As a storyteller I recognize that there is no greater story than that of Christ. It is endlessly fascinating and interesting and layered in a way that constantly undoes me. It is ambiguous and at times oblique and I love that--I give thanks for the strangeness of it. It is not an easy story. Not easily told, not easily understood. It is a story that demands many leaps.
Any Catholic worth his salt knows that the immaculate conception refers to the fact that Mary was born without original sin (not that she conceived Jesus without having sex). And I gotta tell you, as a child original sin was one of those things that, well, frankly pissed me off.
I spent a lot of time thinking about it. So, wait, you mean, I started life from a little bit behind? I was already flawed and imperfect and less-than when I entered this world?
My eight-year-old-self was not pleased with this notion.
It’s always been one of my great failings that I try to order the chaos of this universe into a simple mathematical equation of give and take—more and less. I add up some numbers and take away others and assume that equilibrium is the product of a relatively simple set of numbers. So that original sin was a minus that put me into the negative before I ever even drew my first breath…I found that…upsetting. It is only now as I get older that I realize ‘there are more things in heaven and earth than are dreamt of in your philosophy.’ If there is a perfect math than it is not for me to know or make sense of or even attempt.
The other thing we talk about a lot in the Catholic Church is the Holy Trinity. That God sent his only son—we hear that again and again. But you know what we don’t hear enough--talk enough about? God’s only son—that was Him. God came Himself, in human form, to experience human suffering. That he forgives us because he knows what it is to live this life. He knows the impossibility of it. Knows the miracle that is all of us getting out of bed each morning because life. is. Really. FUCKING. HARD. SOMETIMES.

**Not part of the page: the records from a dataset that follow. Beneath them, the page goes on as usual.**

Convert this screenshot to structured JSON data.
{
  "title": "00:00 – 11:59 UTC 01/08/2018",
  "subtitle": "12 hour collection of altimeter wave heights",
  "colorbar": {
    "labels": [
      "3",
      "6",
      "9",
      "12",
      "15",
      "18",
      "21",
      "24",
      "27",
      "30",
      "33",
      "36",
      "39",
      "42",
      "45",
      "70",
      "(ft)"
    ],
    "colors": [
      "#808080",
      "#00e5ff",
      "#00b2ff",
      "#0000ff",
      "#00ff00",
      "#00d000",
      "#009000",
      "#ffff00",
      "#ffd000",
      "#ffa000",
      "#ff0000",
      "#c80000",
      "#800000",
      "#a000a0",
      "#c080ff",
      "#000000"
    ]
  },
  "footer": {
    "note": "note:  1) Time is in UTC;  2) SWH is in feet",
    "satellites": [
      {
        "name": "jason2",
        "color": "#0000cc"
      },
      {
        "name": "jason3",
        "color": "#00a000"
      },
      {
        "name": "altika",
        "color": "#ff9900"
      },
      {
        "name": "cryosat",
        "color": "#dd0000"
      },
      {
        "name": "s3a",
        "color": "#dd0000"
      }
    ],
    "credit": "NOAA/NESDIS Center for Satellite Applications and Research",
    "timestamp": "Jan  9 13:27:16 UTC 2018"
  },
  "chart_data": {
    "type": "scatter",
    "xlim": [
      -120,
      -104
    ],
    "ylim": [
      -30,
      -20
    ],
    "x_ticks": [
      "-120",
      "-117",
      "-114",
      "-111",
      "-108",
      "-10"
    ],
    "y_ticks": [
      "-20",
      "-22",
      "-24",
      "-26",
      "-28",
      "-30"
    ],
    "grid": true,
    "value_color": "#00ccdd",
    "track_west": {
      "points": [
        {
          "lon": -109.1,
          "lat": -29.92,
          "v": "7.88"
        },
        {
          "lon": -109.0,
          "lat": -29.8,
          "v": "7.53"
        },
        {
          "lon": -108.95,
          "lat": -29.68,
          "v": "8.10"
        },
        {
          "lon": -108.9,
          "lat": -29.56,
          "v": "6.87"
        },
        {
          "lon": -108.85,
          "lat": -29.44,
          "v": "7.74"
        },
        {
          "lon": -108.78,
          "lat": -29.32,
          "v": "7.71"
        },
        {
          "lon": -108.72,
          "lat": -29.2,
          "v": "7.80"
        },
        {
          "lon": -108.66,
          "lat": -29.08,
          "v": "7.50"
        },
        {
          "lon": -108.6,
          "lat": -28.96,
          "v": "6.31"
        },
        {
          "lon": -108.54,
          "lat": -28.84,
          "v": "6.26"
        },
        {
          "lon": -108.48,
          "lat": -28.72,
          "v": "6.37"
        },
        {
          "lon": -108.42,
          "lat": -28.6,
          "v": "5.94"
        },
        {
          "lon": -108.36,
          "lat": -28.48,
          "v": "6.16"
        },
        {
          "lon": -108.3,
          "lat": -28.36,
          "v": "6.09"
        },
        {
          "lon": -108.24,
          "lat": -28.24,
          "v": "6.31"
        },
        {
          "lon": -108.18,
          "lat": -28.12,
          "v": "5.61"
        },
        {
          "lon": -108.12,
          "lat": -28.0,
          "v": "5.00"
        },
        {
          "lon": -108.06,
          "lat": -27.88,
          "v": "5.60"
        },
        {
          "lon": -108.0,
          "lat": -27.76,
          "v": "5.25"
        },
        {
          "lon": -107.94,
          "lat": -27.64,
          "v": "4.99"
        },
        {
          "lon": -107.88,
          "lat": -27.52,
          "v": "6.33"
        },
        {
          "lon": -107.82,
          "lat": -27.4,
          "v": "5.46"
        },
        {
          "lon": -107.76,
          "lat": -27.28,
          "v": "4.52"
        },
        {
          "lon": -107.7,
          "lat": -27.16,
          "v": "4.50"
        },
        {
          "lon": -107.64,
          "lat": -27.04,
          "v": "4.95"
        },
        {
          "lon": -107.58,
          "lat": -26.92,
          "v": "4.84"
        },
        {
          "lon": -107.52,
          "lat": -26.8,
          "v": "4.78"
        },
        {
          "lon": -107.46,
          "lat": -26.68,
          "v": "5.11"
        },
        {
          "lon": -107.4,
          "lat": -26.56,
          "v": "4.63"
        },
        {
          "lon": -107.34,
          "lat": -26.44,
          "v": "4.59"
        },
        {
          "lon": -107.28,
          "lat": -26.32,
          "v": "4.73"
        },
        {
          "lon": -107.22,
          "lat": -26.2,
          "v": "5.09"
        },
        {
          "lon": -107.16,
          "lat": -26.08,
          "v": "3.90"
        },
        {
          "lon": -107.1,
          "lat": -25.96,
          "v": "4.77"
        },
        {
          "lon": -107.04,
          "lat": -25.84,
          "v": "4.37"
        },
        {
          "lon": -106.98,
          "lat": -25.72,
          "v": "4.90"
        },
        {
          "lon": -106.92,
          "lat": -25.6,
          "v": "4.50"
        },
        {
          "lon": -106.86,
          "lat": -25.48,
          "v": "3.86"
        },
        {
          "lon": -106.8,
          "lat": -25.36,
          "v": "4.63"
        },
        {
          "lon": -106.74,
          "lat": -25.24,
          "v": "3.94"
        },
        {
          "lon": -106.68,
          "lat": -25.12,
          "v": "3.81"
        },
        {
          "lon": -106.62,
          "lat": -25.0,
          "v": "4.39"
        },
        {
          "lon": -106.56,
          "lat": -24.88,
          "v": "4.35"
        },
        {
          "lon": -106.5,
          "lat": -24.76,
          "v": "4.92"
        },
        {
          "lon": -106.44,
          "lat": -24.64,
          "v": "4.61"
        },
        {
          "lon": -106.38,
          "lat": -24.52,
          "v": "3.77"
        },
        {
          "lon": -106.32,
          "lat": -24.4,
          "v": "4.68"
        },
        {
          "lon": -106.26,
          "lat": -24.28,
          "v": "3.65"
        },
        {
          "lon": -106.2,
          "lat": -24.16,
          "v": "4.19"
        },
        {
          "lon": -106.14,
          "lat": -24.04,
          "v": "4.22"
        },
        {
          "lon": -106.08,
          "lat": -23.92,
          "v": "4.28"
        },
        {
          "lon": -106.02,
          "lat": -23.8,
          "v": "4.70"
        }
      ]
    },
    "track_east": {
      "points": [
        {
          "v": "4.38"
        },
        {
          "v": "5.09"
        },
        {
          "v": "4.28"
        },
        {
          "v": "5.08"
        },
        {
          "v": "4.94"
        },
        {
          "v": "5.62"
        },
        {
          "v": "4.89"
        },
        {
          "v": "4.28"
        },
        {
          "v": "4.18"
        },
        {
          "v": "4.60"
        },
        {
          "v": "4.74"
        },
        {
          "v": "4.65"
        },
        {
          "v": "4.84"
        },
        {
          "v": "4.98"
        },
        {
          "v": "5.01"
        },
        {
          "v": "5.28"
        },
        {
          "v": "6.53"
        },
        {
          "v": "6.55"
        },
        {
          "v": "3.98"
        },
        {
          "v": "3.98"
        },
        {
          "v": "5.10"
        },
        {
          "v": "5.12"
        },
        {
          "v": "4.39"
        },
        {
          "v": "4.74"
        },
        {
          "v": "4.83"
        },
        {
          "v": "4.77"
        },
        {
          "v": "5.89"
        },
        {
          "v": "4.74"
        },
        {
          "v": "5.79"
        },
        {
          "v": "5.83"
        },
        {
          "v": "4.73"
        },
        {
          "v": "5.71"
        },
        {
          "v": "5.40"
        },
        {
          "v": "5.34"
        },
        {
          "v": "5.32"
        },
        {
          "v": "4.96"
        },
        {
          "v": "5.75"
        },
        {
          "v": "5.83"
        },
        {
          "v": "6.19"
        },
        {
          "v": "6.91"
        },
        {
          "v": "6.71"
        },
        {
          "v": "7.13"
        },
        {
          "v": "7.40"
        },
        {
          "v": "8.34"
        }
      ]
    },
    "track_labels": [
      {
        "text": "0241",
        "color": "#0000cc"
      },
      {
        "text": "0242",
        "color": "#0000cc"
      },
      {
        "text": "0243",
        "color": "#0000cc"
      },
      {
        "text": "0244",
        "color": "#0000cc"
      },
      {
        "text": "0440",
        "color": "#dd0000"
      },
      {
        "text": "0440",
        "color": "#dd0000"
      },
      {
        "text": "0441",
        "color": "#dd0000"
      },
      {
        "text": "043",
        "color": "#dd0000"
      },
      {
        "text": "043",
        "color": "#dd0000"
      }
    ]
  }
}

And God knows that. The humanity of that. God was once man. Was once a boy who stumbled into manhood. Who experienced fear and probably love and who never knew a day past thirty-four.
Holy shit, you know? Because that is a story.
That is the story. And when I think about the reality of that, well I am nearly crushed by the gratitude I feel for the chance to live this life—what a supreme privilege. And I give thanks for a God who knows this, who understands this, who I imagine, respects our daily attempts to sojourn on against reason and sense and gravity.
I give thanks for a God who was once a man.
Humanity.
And isn’t that what original sin is? Humanity. The pat on the back saying, hey kid, there is no such thing as perfect, that’s not what this life is about. Your first mistake is out of the way, and that’s actually a gift, an invitation to screw up and make mistakes and be just as human as this life demands. Not to levitate above the base needs of this life, but to dive into the heart of them.
I give thanks now for who I was at eight years old—that little girl who questioned original sin. And I give thanks now, at nearly twenty-eight that I can’t think of a more lovely and perfect and grace-filled gift.
I give thanks that I ate as much as I did. For those six impossible years. Give thanks that I was never able to levitate beyond my base human needs. Thanks that that impossible, implausible time revealed my own humanity like nothing else could.
That I am who I am and I know what I know because of it.
I give thanks for forgiveness and divinity and the need to eat day. after. day.